I have been a financial adviser since 2012. Over the years, I have been asked questions ranging from predictable to surprising. But one of the most surprising aspects of the job is when clients fail to ask major questions.
Investors might choose to work with financial advisers that they know, like and trust. Yet people often don't actually know their financial adviser that well.
Here are three questions that aren't asked nearly enough, and why they should be.
1. Are you a fiduciary? Sometimes? All the time?
The fiduciary standard "requires an adviser to act solely in the client's best interest when offering personalized financial advice," according to the Certified Financial Planning Board.
The majority of people assume the financial professional they are looking to hire or have hired is a fiduciary.
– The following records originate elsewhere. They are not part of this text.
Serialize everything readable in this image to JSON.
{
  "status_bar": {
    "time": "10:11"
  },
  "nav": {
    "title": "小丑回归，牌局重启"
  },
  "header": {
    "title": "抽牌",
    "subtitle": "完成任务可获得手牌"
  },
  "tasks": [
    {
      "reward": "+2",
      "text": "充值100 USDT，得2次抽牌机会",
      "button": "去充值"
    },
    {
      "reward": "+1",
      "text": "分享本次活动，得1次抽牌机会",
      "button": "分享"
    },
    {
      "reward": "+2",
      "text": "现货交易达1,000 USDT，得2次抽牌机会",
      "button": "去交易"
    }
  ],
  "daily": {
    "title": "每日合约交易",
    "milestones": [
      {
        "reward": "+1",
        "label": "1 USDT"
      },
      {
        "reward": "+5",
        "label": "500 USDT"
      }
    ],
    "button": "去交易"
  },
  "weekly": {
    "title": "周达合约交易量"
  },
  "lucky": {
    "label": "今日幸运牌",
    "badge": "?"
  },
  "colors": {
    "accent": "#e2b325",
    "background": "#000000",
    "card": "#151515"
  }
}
You may not know that the majority of financial advisers are not held to a fiduciary standard, but instead to a lower "suitability standard." The suitability standard requires a financial adviser to make sure the investment is "suitable" but not necessarily the best for you.
Imagine a scenario where your recommended investments aren't the best but are "suitable" for your goals, and the adviser or company can make more revenue by offering them. This is an example of conflicts of interest dictating what investments you may be recommended.
Currently, a wide range of people can say they are financial advisers, but most are not a fiduciary all of the time. Many are legally product salespeople that represent financial products and whose job is to make their financial firm money. Some advisers are a fiduciary part of the time and a salesperson other times.